Wildrose Party calls for flood compensation cap

Alberta's opposition Wildrose Party is proposing a series of recommendations for the Redford government to follow as the province rebuilds after last month's flooding.

Alberta opposition wants government to limit payouts to owners of multimillion-dollar homes

Wildrose Party Leader Danielle Smith and MLA Rob Anderson announce proposals for Alberta's flood recovery efforts in Calgary on Thursday. (CBC)

Alberta’s opposition Wildrose Party is proposing a series of recommendations for the Redford government as the province rebuilds after last month’s flooding.

Making the announcement in Calgary on Thursday, MLA Rob Anderson said his party believes homeowners in the floodway should only get government compensation if they agree to move elsewhere.

"Just to be clear, if they are in dangerous areas that cannot be properly mitigated, in order to get money for rebuilding, they are going to have to move," he said.

"How many homes?

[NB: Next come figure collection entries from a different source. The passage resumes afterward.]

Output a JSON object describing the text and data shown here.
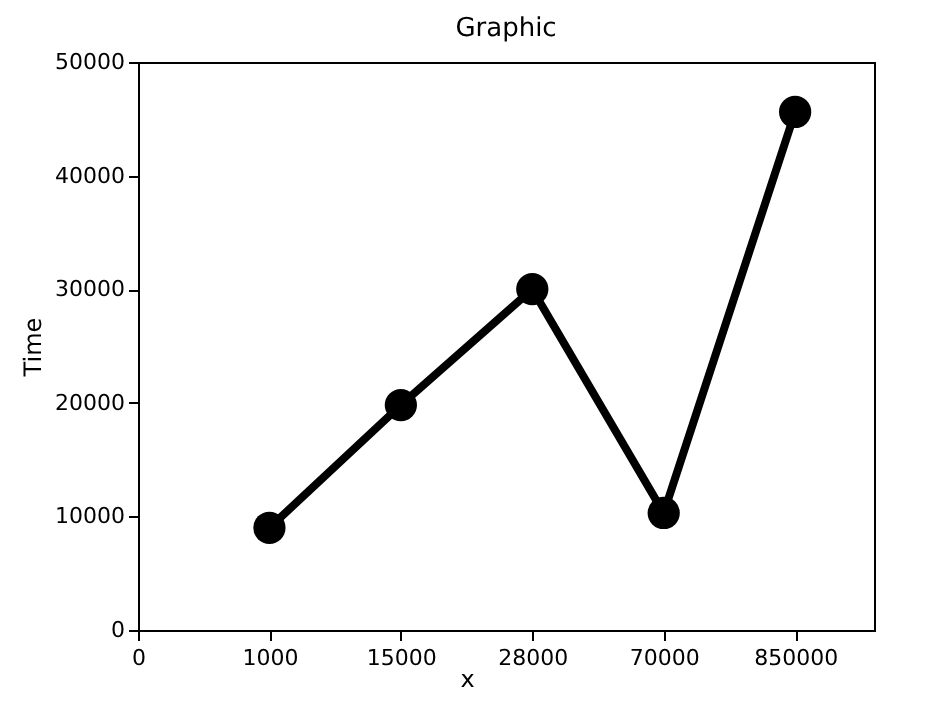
{
  "chart_data": {
    "type": "line",
    "title": "Graphic",
    "xlabel": "x",
    "ylabel": "Time",
    "categories": [
      "0",
      "1000",
      "15000",
      "28000",
      "70000",
      "850000"
    ],
    "ylim": [
      0,
      50000
    ],
    "yticks": [
      0,
      10000,
      20000,
      30000,
      40000,
      50000
    ],
    "series": [
      {
        "color": "#000000",
        "values": [
          null,
          9000,
          19800,
          30000,
          10300,
          45600
        ]
      }
    ],
    "marker": "circle",
    "line_style": "solid",
    "grid": false
  }
}
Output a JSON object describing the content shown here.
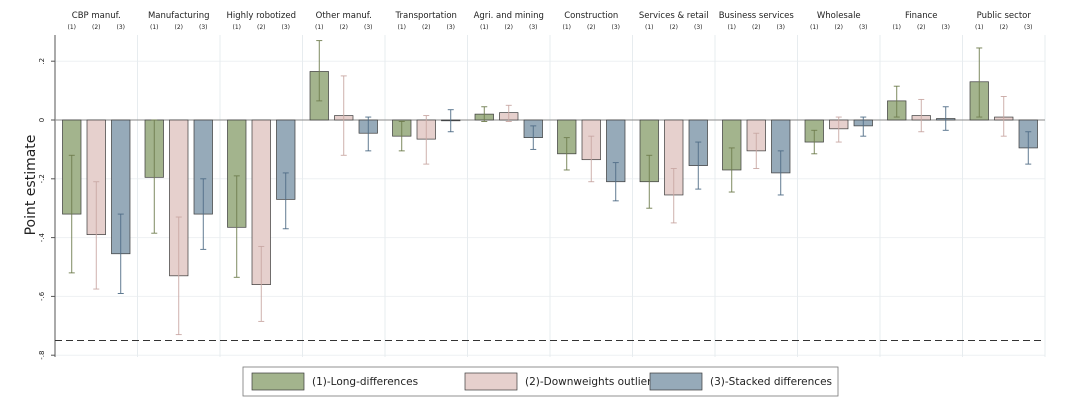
{
  "chart_data": {
    "type": "bar",
    "ylabel": "Point estimate",
    "ylim": [
      -0.8,
      0.27
    ],
    "yticks": [
      0.2,
      0,
      -0.2,
      -0.4,
      -0.6,
      -0.8
    ],
    "ytick_labels": [
      ".2",
      "0",
      "-.2",
      "-.4",
      "-.6",
      "-.8"
    ],
    "reference_line": -0.75,
    "sub_labels": [
      "(1)",
      "(2)",
      "(3)"
    ],
    "categories": [
      "CBP manuf.",
      "Manufacturing",
      "Highly robotized",
      "Other manuf.",
      "Transportation",
      "Agri. and mining",
      "Construction",
      "Services & retail",
      "Business services",
      "Wholesale",
      "Finance",
      "Public sector"
    ],
    "series": [
      {
        "name": "(1)-Long-differences",
        "color": "#a3b48d",
        "values": [
          -0.32,
          -0.195,
          -0.365,
          0.165,
          -0.055,
          0.02,
          -0.115,
          -0.21,
          -0.17,
          -0.075,
          0.065,
          0.13
        ],
        "ci_low": [
          -0.52,
          -0.385,
          -0.535,
          0.065,
          -0.105,
          -0.005,
          -0.17,
          -0.3,
          -0.245,
          -0.115,
          0.01,
          0.01
        ],
        "ci_high": [
          -0.12,
          0.0,
          -0.19,
          0.27,
          -0.005,
          0.045,
          -0.06,
          -0.12,
          -0.095,
          -0.035,
          0.115,
          0.245
        ]
      },
      {
        "name": "(2)-Downweights outliers",
        "color": "#e6d0cd",
        "values": [
          -0.39,
          -0.53,
          -0.56,
          0.015,
          -0.065,
          0.025,
          -0.135,
          -0.255,
          -0.105,
          -0.03,
          0.015,
          0.01
        ],
        "ci_low": [
          -0.575,
          -0.73,
          -0.685,
          -0.12,
          -0.15,
          -0.005,
          -0.21,
          -0.35,
          -0.165,
          -0.075,
          -0.04,
          -0.055
        ],
        "ci_high": [
          -0.21,
          -0.33,
          -0.43,
          0.15,
          0.015,
          0.05,
          -0.055,
          -0.165,
          -0.045,
          0.01,
          0.07,
          0.08
        ]
      },
      {
        "name": "(3)-Stacked differences",
        "color": "#96aab9",
        "values": [
          -0.455,
          -0.32,
          -0.27,
          -0.045,
          0.0,
          -0.06,
          -0.21,
          -0.155,
          -0.18,
          -0.02,
          0.005,
          -0.095
        ],
        "ci_low": [
          -0.59,
          -0.44,
          -0.37,
          -0.105,
          -0.04,
          -0.1,
          -0.275,
          -0.235,
          -0.255,
          -0.055,
          -0.035,
          -0.15
        ],
        "ci_high": [
          -0.32,
          -0.2,
          -0.18,
          0.01,
          0.035,
          -0.02,
          -0.145,
          -0.075,
          -0.105,
          0.01,
          0.045,
          -0.04
        ]
      }
    ],
    "error_bar_color": "#3a3a3a",
    "grid": true,
    "legend_position": "bottom"
  }
}
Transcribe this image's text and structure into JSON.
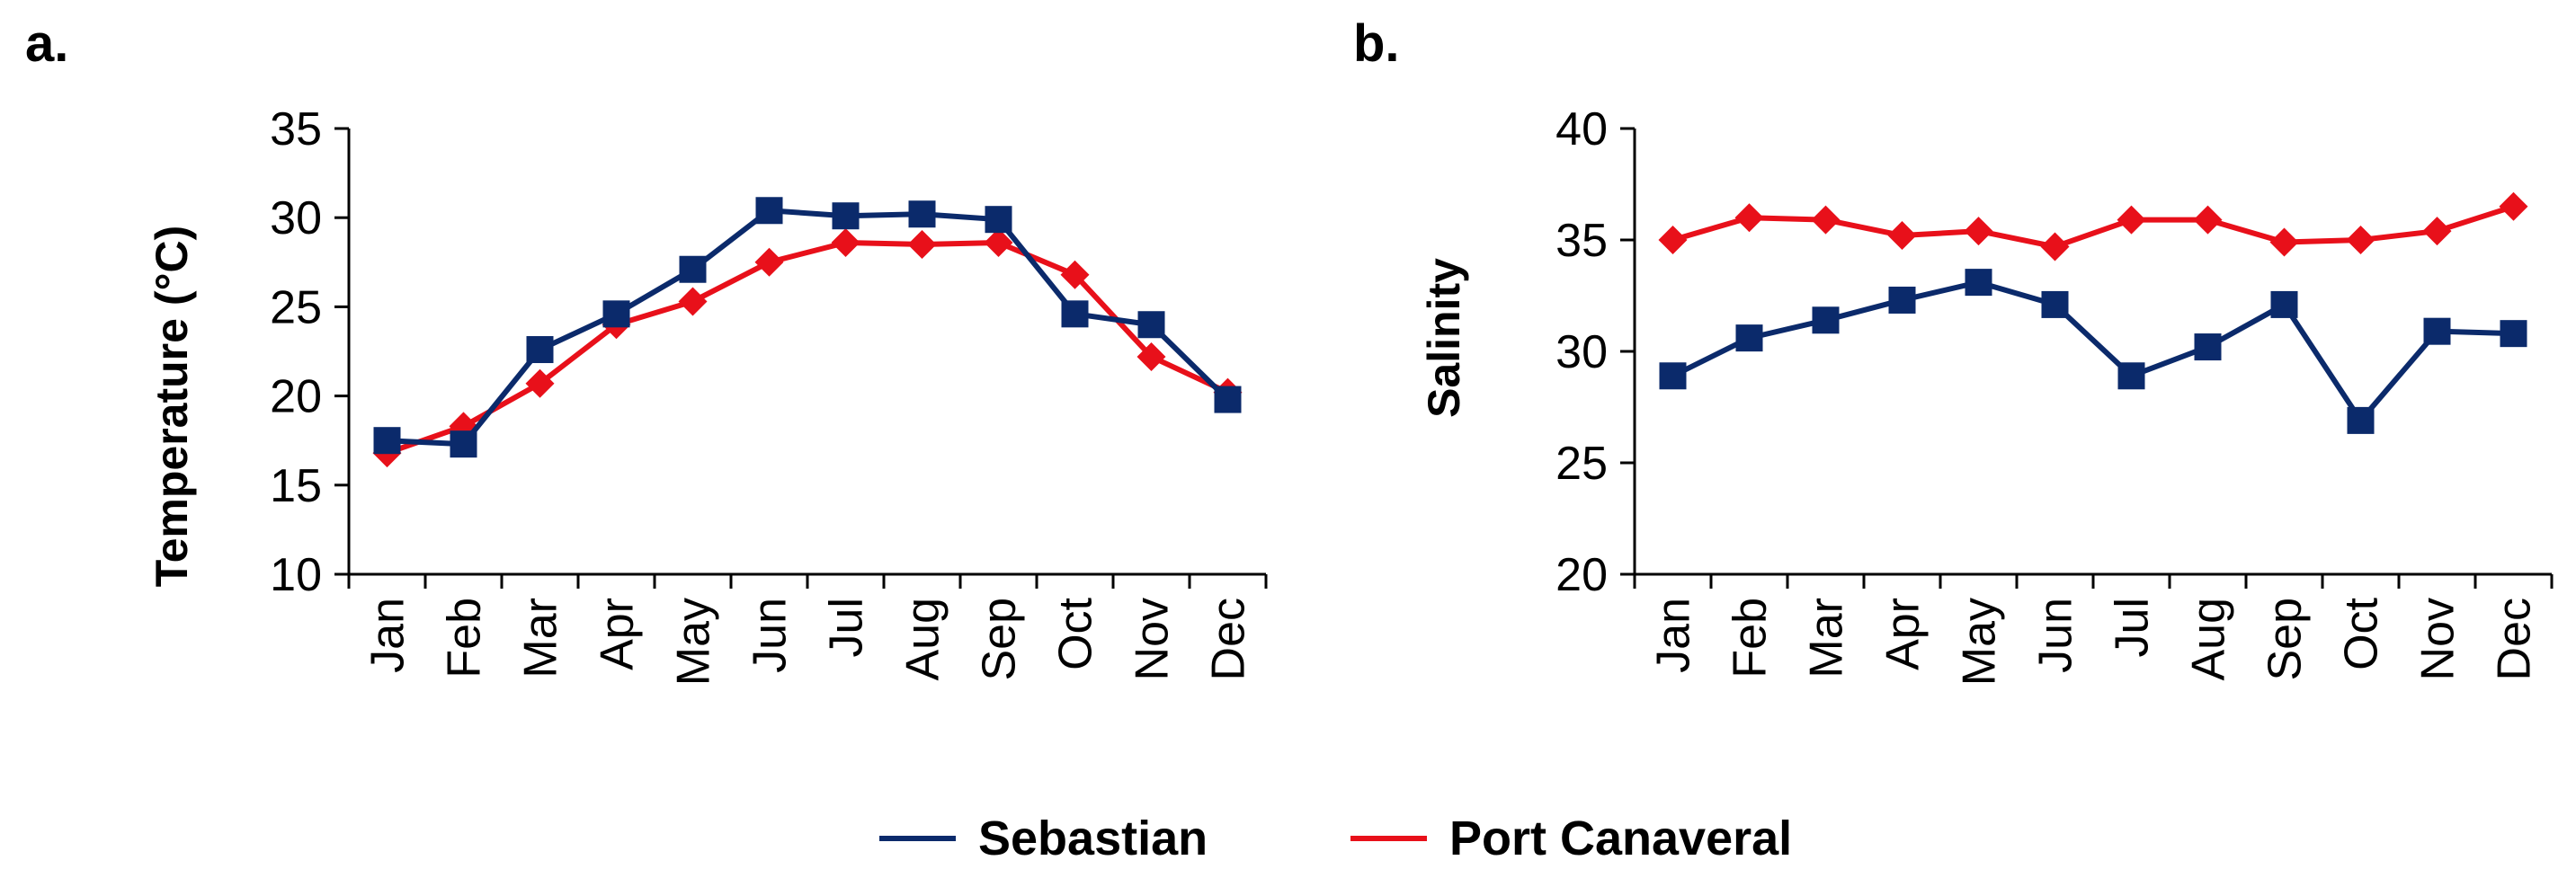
{
  "legend": [
    {
      "name": "Sebastian",
      "color": "#0b2a6b",
      "marker": "square"
    },
    {
      "name": "Port Canaveral",
      "color": "#e8101a",
      "marker": "diamond"
    }
  ],
  "chart_data": [
    {
      "type": "line",
      "panel_label": "a.",
      "title": "",
      "xlabel": "",
      "ylabel": "Temperature (°C)",
      "ylim": [
        10,
        35
      ],
      "yticks": [
        "10",
        "15",
        "20",
        "25",
        "30",
        "35"
      ],
      "categories": [
        "Jan",
        "Feb",
        "Mar",
        "Apr",
        "May",
        "Jun",
        "Jul",
        "Aug",
        "Sep",
        "Oct",
        "Nov",
        "Dec"
      ],
      "series": [
        {
          "name": "Sebastian",
          "values": [
            17.5,
            17.3,
            22.6,
            24.6,
            27.1,
            30.4,
            30.1,
            30.2,
            29.9,
            24.6,
            24.0,
            19.8
          ]
        },
        {
          "name": "Port Canaveral",
          "values": [
            16.8,
            18.3,
            20.7,
            24.0,
            25.3,
            27.5,
            28.6,
            28.5,
            28.6,
            26.8,
            22.2,
            20.2
          ]
        }
      ]
    },
    {
      "type": "line",
      "panel_label": "b.",
      "title": "",
      "xlabel": "",
      "ylabel": "Salinity",
      "ylim": [
        20,
        40
      ],
      "yticks": [
        "20",
        "25",
        "30",
        "35",
        "40"
      ],
      "categories": [
        "Jan",
        "Feb",
        "Mar",
        "Apr",
        "May",
        "Jun",
        "Jul",
        "Aug",
        "Sep",
        "Oct",
        "Nov",
        "Dec"
      ],
      "series": [
        {
          "name": "Sebastian",
          "values": [
            28.9,
            30.6,
            31.4,
            32.3,
            33.1,
            32.1,
            28.9,
            30.2,
            32.1,
            26.9,
            30.9,
            30.8
          ]
        },
        {
          "name": "Port Canaveral",
          "values": [
            35.0,
            36.0,
            35.9,
            35.2,
            35.4,
            34.7,
            35.9,
            35.9,
            34.9,
            35.0,
            35.4,
            36.5
          ]
        }
      ]
    }
  ]
}
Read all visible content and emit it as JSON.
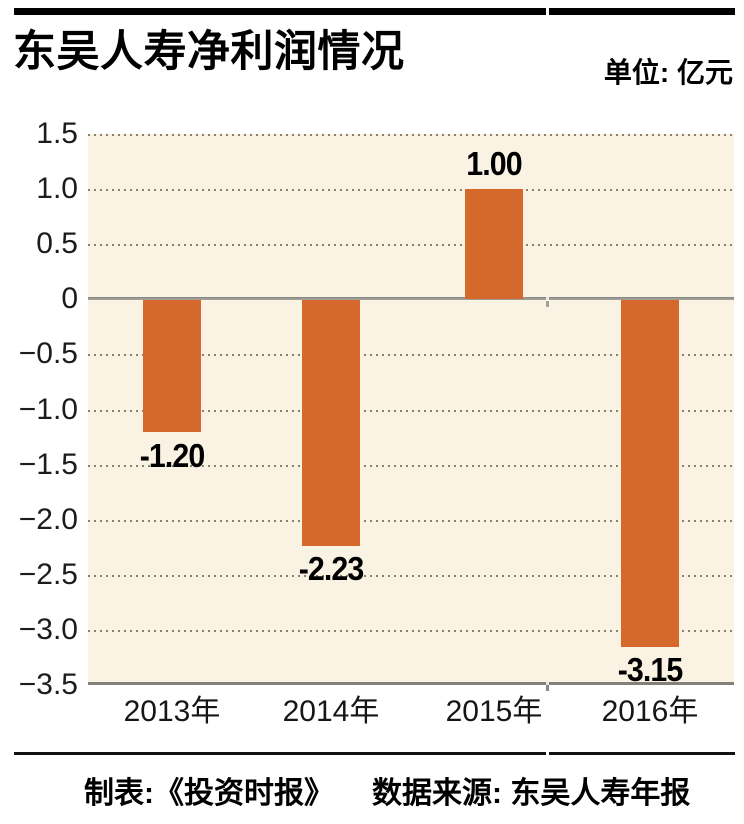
{
  "header": {
    "title": "东吴人寿净利润情况",
    "unit_label": "单位: 亿元"
  },
  "chart_data": {
    "type": "bar",
    "title": "东吴人寿净利润情况",
    "unit": "亿元",
    "categories": [
      "2013年",
      "2014年",
      "2015年",
      "2016年"
    ],
    "values": [
      -1.2,
      -2.23,
      1.0,
      -3.15
    ],
    "value_labels": [
      "-1.20",
      "-2.23",
      "1.00",
      "-3.15"
    ],
    "xlabel": "",
    "ylabel": "",
    "ylim": [
      -3.5,
      1.5
    ],
    "ytick_step": 0.5,
    "ytick_labels": [
      "1.5",
      "1.0",
      "0.5",
      "0",
      "−0.5",
      "−1.0",
      "−1.5",
      "−2.0",
      "−2.5",
      "−3.0",
      "−3.5"
    ],
    "grid": "horizontal-dotted",
    "legend": "none",
    "bar_color": "#d5692c",
    "plot_background": "#faf2e3",
    "zero_line_color": "#9e9c97"
  },
  "footer": {
    "credit": "制表:《投资时报》",
    "source": "数据来源: 东吴人寿年报"
  }
}
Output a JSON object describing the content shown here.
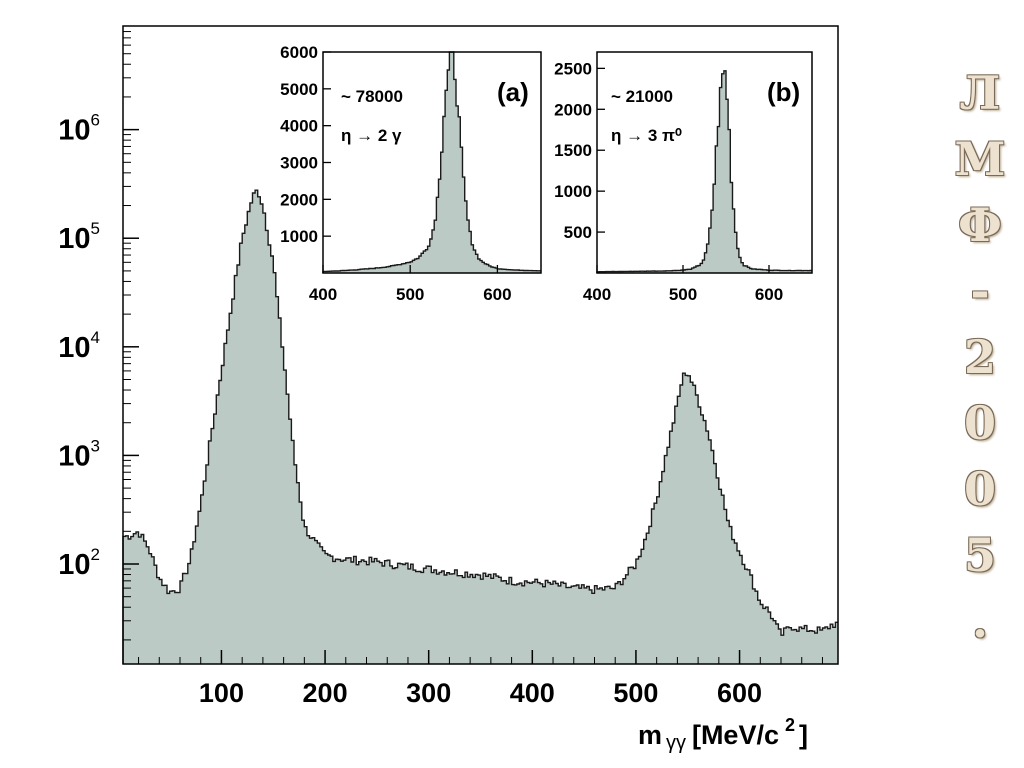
{
  "colors": {
    "fill": "#bccac6",
    "stroke": "#1a1a1a",
    "background": "#ffffff",
    "side_text": "#ede2cf"
  },
  "side_text": {
    "chars": [
      "Л",
      "М",
      "Ф",
      "-",
      "2",
      "0",
      "0",
      "5",
      "."
    ]
  },
  "chart_data": [
    {
      "type": "area",
      "title": "",
      "xlabel": "m γγ [MeV/c ²]",
      "ylabel": "",
      "y_scale": "log",
      "xlim": [
        5,
        695
      ],
      "ylim": [
        12,
        9000000
      ],
      "x_ticks": [
        100,
        200,
        300,
        400,
        500,
        600
      ],
      "y_ticks": [
        {
          "value": 100,
          "base": "10",
          "exp": "2"
        },
        {
          "value": 1000,
          "base": "10",
          "exp": "3"
        },
        {
          "value": 10000,
          "base": "10",
          "exp": "4"
        },
        {
          "value": 100000,
          "base": "10",
          "exp": "5"
        },
        {
          "value": 1000000,
          "base": "10",
          "exp": "6"
        }
      ],
      "grid": false,
      "series": [
        {
          "x": [
            10,
            20,
            30,
            40,
            50,
            60,
            70,
            80,
            90,
            100,
            110,
            120,
            130,
            135,
            140,
            150,
            160,
            170,
            180,
            190,
            200,
            220,
            250,
            280,
            300,
            320,
            350,
            380,
            400,
            420,
            440,
            460,
            480,
            500,
            510,
            520,
            530,
            540,
            545,
            550,
            560,
            570,
            580,
            590,
            600,
            610,
            620,
            630,
            640,
            650,
            660,
            670,
            680,
            690
          ],
          "values": [
            180,
            200,
            140,
            75,
            55,
            60,
            110,
            350,
            1500,
            6000,
            25000,
            100000,
            240000,
            280000,
            200000,
            60000,
            8000,
            1000,
            220,
            160,
            120,
            110,
            105,
            95,
            90,
            85,
            80,
            70,
            68,
            65,
            60,
            58,
            60,
            100,
            180,
            400,
            1100,
            3000,
            5200,
            6000,
            3300,
            1600,
            600,
            220,
            130,
            80,
            45,
            35,
            22,
            27,
            25,
            25,
            24,
            28
          ]
        }
      ]
    },
    {
      "type": "area",
      "title": "(a)",
      "annotations": [
        "~ 78000",
        "η → 2 γ"
      ],
      "xlim": [
        400,
        650
      ],
      "ylim": [
        0,
        6000
      ],
      "x_ticks": [
        400,
        500,
        600
      ],
      "y_ticks": [
        1000,
        2000,
        3000,
        4000,
        5000,
        6000
      ],
      "series": [
        {
          "x": [
            400,
            420,
            440,
            460,
            480,
            500,
            510,
            520,
            525,
            530,
            535,
            540,
            545,
            548,
            550,
            555,
            560,
            565,
            570,
            575,
            580,
            590,
            600,
            620,
            650
          ],
          "values": [
            40,
            60,
            90,
            130,
            190,
            300,
            420,
            700,
            1000,
            1700,
            3000,
            4800,
            5600,
            5950,
            5800,
            4500,
            2800,
            1600,
            900,
            550,
            350,
            200,
            120,
            80,
            60
          ]
        }
      ]
    },
    {
      "type": "area",
      "title": "(b)",
      "annotations": [
        "~ 21000",
        "η → 3 π⁰"
      ],
      "xlim": [
        400,
        650
      ],
      "ylim": [
        0,
        2700
      ],
      "x_ticks": [
        400,
        500,
        600
      ],
      "y_ticks": [
        500,
        1000,
        1500,
        2000,
        2500
      ],
      "series": [
        {
          "x": [
            400,
            440,
            480,
            500,
            510,
            520,
            525,
            530,
            535,
            540,
            545,
            548,
            550,
            553,
            556,
            560,
            565,
            570,
            580,
            600,
            620,
            650
          ],
          "values": [
            15,
            20,
            25,
            35,
            50,
            100,
            180,
            400,
            900,
            1700,
            2350,
            2500,
            2350,
            1900,
            1200,
            600,
            220,
            100,
            50,
            35,
            30,
            30
          ]
        }
      ]
    }
  ]
}
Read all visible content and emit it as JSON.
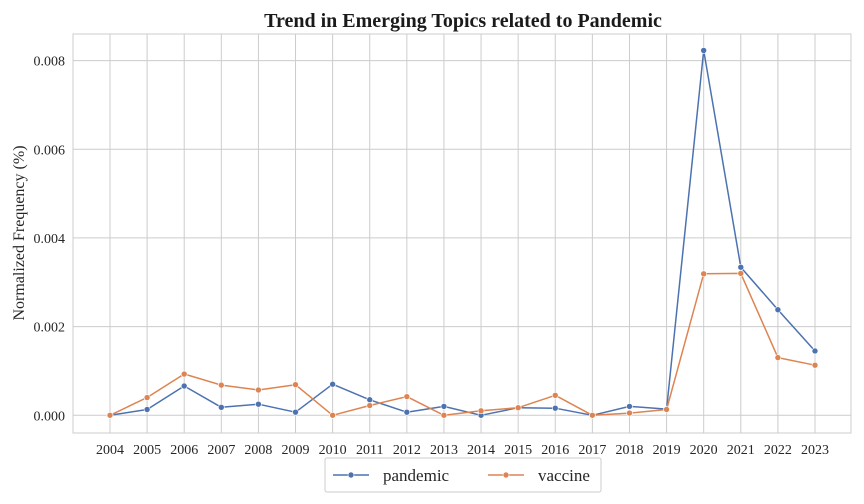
{
  "chart_data": {
    "type": "line",
    "title": "Trend in Emerging Topics related to Pandemic",
    "xlabel": "",
    "ylabel": "Normalized Frequency (%)",
    "x": [
      "2004",
      "2005",
      "2006",
      "2007",
      "2008",
      "2009",
      "2010",
      "2011",
      "2012",
      "2013",
      "2014",
      "2015",
      "2016",
      "2017",
      "2018",
      "2019",
      "2020",
      "2021",
      "2022",
      "2023"
    ],
    "y_ticks": [
      "0.000",
      "0.002",
      "0.004",
      "0.006",
      "0.008"
    ],
    "ylim": [
      -0.0004,
      0.0086
    ],
    "grid": true,
    "legend_position": "bottom-center",
    "series": [
      {
        "name": "pandemic",
        "color": "#4c72b0",
        "values": [
          0.0,
          0.00013,
          0.00066,
          0.00018,
          0.00025,
          7e-05,
          0.0007,
          0.00035,
          7e-05,
          0.0002,
          0.0,
          0.00017,
          0.00016,
          0.0,
          0.0002,
          0.00014,
          0.00823,
          0.00334,
          0.00238,
          0.00145
        ]
      },
      {
        "name": "vaccine",
        "color": "#dd8452",
        "values": [
          0.0,
          0.0004,
          0.00093,
          0.00068,
          0.00057,
          0.00069,
          0.0,
          0.00022,
          0.00042,
          0.0,
          0.0001,
          0.00017,
          0.00045,
          0.0,
          5e-05,
          0.00013,
          0.00319,
          0.0032,
          0.0013,
          0.00113
        ]
      }
    ]
  }
}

There won't be that many, it will be dozens for sure, but we're not talking hundreds or thousands here."  

The Wildrose is also proposing a cap be put on compensation, so owners of multimillion-dollar homes only receive assistance for the cost of a normal home.

No costing figures were provided for any of the proposals.

Wildrose Party Leader Danielle Smith was critical of the Redford government’s handling of the flood zone maps

"It’s not good enough to use outdated floodplain maps to determine compensation as homeowners are still recovering and to cause tremendous confusion as to whether they will be compensated," she said.

The government also missed opportunities to take steps after the 2005 floods to lessen the impact of the next flooding event, Anderson said.

"They knew that these flood dangers existed, from various reports … they hid the 2006 report from the public for eight years before releasing it just a few months prior to the actual flood," he said.

Smith said major mitigation efforts — such as a massive spillway in southern Alberta — should be undertaken.  

"You're better off creating a channeling system and a spillway system and a reservoir system that puts the water in places that will cause the least harm," she said.